Re: [boost] [rfc] I/O Library Design

23 Jun 2007


      Jeremy Maitin-Shepard wrote:
...
Andrey Semashev <andysem@mail.ru> writes:
...
Jeremy Maitin-Shepard wrote:
...
Andrey Semashev <andysem@mail.ru> writes:
...
There may be different parsing techniques, depending on the text format. 
Sometimes only character iteration is sufficient, in case of forward 
sequential parsing. There is no restriction, though, to perform 
non-sequential parsing (in case if there is some table of contents with 
offsets or each field to be parsed is prepended with its length).
Such a format would likely then not really be text, since it would
contain embedded offsets (which might likely not be text).
Why not? See GCC symbols mangling for example.
...
...
If all standard algorithms and classes assume that the text being parsed 
is in Unicode, it cannot perform optimizations in a more efficient 
manner.

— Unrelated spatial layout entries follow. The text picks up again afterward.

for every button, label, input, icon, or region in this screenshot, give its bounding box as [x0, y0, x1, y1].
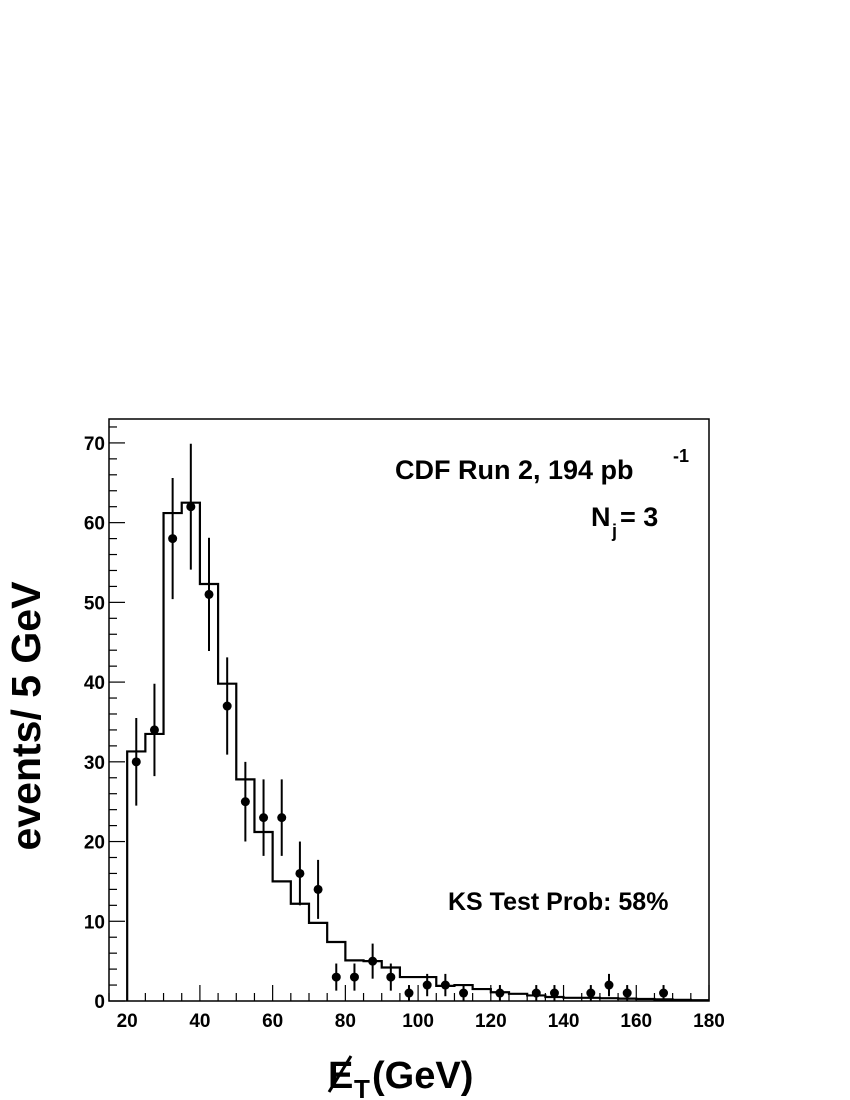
data-points — [131, 443, 669, 1001]
data-point — [404, 988, 414, 998]
data-point — [586, 988, 596, 998]
data-point — [549, 988, 559, 998]
experiment-luminosity-exponent: -1 — [673, 446, 689, 466]
data-point — [259, 813, 269, 823]
y-tick-labels: 0 10 20 30 40 50 60 70 — [84, 434, 105, 1013]
data-point — [149, 725, 159, 735]
njets-value: = 3 — [620, 502, 658, 532]
data-point — [240, 797, 250, 807]
y-tick-label: 0 — [94, 992, 105, 1013]
data-point — [204, 589, 214, 599]
data-point — [440, 980, 450, 990]
x-axis-title-main: E — [328, 1055, 353, 1097]
data-point — [422, 980, 432, 990]
x-tick-label: 20 — [117, 1011, 138, 1032]
ks-test-label: KS Test Prob: 58% — [448, 888, 668, 916]
y-tick-label: 50 — [84, 593, 105, 614]
y-tick-label: 40 — [84, 673, 105, 694]
missing-slash-mark — [327, 1055, 353, 1093]
x-axis-title-unit: (GeV) — [372, 1055, 473, 1097]
data-point — [495, 988, 505, 998]
y-tick-label: 70 — [84, 434, 105, 455]
x-tick-label: 40 — [189, 1011, 210, 1032]
njets-subscript: j — [611, 521, 617, 541]
x-tick-label: 60 — [262, 1011, 283, 1032]
data-point — [349, 972, 359, 982]
x-tick-label: 100 — [402, 1011, 434, 1032]
data-point — [531, 988, 541, 998]
data-point — [295, 868, 305, 878]
data-point — [131, 757, 141, 767]
x-tick-label: 180 — [693, 1011, 725, 1032]
y-tick-label: 10 — [84, 912, 105, 933]
data-point — [331, 972, 341, 982]
mc-histogram — [126, 501, 709, 1002]
data-point — [168, 534, 178, 544]
histogram-step-line — [126, 501, 709, 1002]
x-tick-label: 160 — [620, 1011, 652, 1032]
x-tick-label: 80 — [335, 1011, 356, 1032]
data-point — [622, 988, 632, 998]
y-tick-label: 20 — [84, 833, 105, 854]
data-point — [659, 988, 669, 998]
x-tick-labels: 20 40 60 80 100 120 140 160 180 — [117, 1011, 725, 1032]
data-point — [386, 972, 396, 982]
experiment-label: CDF Run 2, 194 pb — [395, 455, 634, 485]
data-point — [277, 813, 287, 823]
data-point — [186, 502, 196, 512]
data-point — [368, 956, 378, 966]
y-tick-label: 60 — [84, 514, 105, 535]
y-axis-title: events/ 5 GeV — [3, 581, 49, 851]
njets-label: N — [591, 502, 611, 532]
x-axis-title: E T (GeV) — [327, 1055, 473, 1100]
data-point — [313, 884, 323, 894]
x-tick-label: 140 — [548, 1011, 580, 1032]
y-tick-label: 30 — [84, 753, 105, 774]
x-tick-label: 120 — [475, 1011, 507, 1032]
data-point — [459, 988, 469, 998]
x-axis-title-subscript: T — [354, 1074, 370, 1100]
data-point — [604, 980, 614, 990]
data-point — [222, 701, 232, 711]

The std::string or regex or stream classes will always have to 
treat the text as Unicode.
Well, since std::string and boost::regex already exist and do not assume
Unicode (or even necessarily support it very well; I've seen some
references to boost::regex providing Unicode support, but I haven't
looked into it), that is not likely to occur.
Actually, std::string (or basic_string) does not support Unicode since 
it operates on per-value_type basis. IOW, it won't recognize code 
sequences. Same thing with streams. As for Boost.Regex, it has such 
support, but it is optional (i.e. it allows 1-octet fixed width strings 
for processing). And I believe, it is the way to do in other components 
we're discussing.